Au cœur de la nuit antarctique, les manchots empereurs font le dos rond pour résiter à des températures de -60°C et des vents soufflant à 200 km/h – ©suivi-animal.u-strasbg.fr
Avril 2010
Chaud les manchots !
Au cœur de la nuit antarctique, harassés par les tempêtes de glaces, des manchots empereurs font le dos rond des jours durant pour survivre au froid épouvantable : cette scène de la « Marche de l’empereur » (film de Luc Jacquet, 2005) est l’une des plus frigorifiques du cinéma. Mais la réalité est toute autre. Car le principal problème des manchots empereurs réunis en groupe, c’est la chaleur tropicale qui y règne. Telle est la stupéfiante découverte réalisée par Yvon Le Maho, André Ancel et Caroline Gilbert, chercheurs au Centre d’écologie et physiologie énergétiques (CNRS) de Strasbourg.
Les manchots empereurs vivent exclusivement sur le continent antarctique. Pour se reproduire, il s’éloignent à l’automne de la banquise et de ses prédateurs, et rejoignent la terre, où les températures chutent jusqu’à -60°C et les vents soufflent à 200 km/h. Une fois les couples formés, les oeufs pondus – un seul par couple –, les mâles assurent l’incubation de l’œuf délicatement posé sur leurs pieds, enfoui sous un épais repli de peau. Les femelles, de leur côté, entament un périple de plusieurs dizaines de kilomètres sur la glace pour aller s’alimenter en mer, abandonnant les mâles à l’hiver austral.

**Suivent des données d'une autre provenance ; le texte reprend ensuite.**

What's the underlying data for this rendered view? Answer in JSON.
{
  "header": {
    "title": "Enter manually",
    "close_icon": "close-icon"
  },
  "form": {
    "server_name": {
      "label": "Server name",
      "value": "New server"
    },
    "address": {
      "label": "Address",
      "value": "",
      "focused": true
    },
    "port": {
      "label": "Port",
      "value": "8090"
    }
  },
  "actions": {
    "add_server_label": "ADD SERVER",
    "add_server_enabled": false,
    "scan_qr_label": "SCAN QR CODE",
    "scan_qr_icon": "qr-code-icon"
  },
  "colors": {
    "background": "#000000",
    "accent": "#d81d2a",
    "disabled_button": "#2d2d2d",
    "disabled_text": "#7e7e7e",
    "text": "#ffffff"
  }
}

Soumis au jeûne, exposés à des températures glaciales, les mâles se regroupent en « tortues », à l’instar des légions romaines qui, pour se défendre, formaient un groupe serré du même nom. L’objectif est d’exposer le moins possible de surface corporelle à l’ennemi – au froid dans le cas des manchots. Il y a quelques années, les chercheurs du CNRS avaient mis en évidence que les manchots regroupés en tortue maigrissaient deux fois moins vite que les manchots isolés. N’exposant que le haut du dos au vent froid, les manchots peuvent tenir 100 à 120 jours sans manger, là où un individu isolé tiendrait au plus 60 jours.
La formation en tortue est une adaptation comportementale qui permet aux manchots, serrés les uns contres les autres à 8 ou 10 animaux au mètre carré, de se constituer un micro environnement où la température peut monter jusqu’à +35°C ! – © Samuel Blanc / www.sblanc.com
Pendant cette période de couvaison, « l’oiseau abaisse son métabolisme, sans que sa température interne ne diminue, puisque l’œuf doit être maintenu à 36°C, souligne Yvon Le Maho. Il s’agit d’un mécanisme différent de l’hibernation de la marmotte ou de l’ours. » Quel est donc le secret de l’empereur ? Pour le savoir, il fallait pouvoir pénétrer au sein d’une tortue… Mission impossible, a priori. Les chercheurs ont alors eu l’idée d’équiper les oiseaux de capteurs ultra-miniaturisés, pour enregistrer la température et la luminosité à l’intérieur de la tortue. Ils se sont aperçus que, régulièrement, la lumière y disparaissait, tandis que la température ambiante augmentait jusqu’à 35°C.
« Les manchots s’assemblent en groupes denses de huit à dix manchots au m2, au sein desquels la pression est si phénoménale que parfois un animal se retrouve au-dessus des autres », décrit Yvon Le Maho. Aucune lumière ne pénètre dans cette grappe d’animaux et la chaleur s’y accumule. Mais lorsque le seuil de 35°C est atteint – toutes les 1h30 en moyenne – le groupe se défait, évitant les risques d’hyperthermie.
Les chercheurs comparent maintenant ce mécanisme à celui des nouveaux-nés de mammifères serrés les uns contre les autres dans les premiers instants de leur vie. « L’écologie de demain, c’est l’écologie des mécanismes, conclut Yvon Le Maho. On sort de la description pour comprendre le fonctionnement et le potentiel d’innovation des espèces ».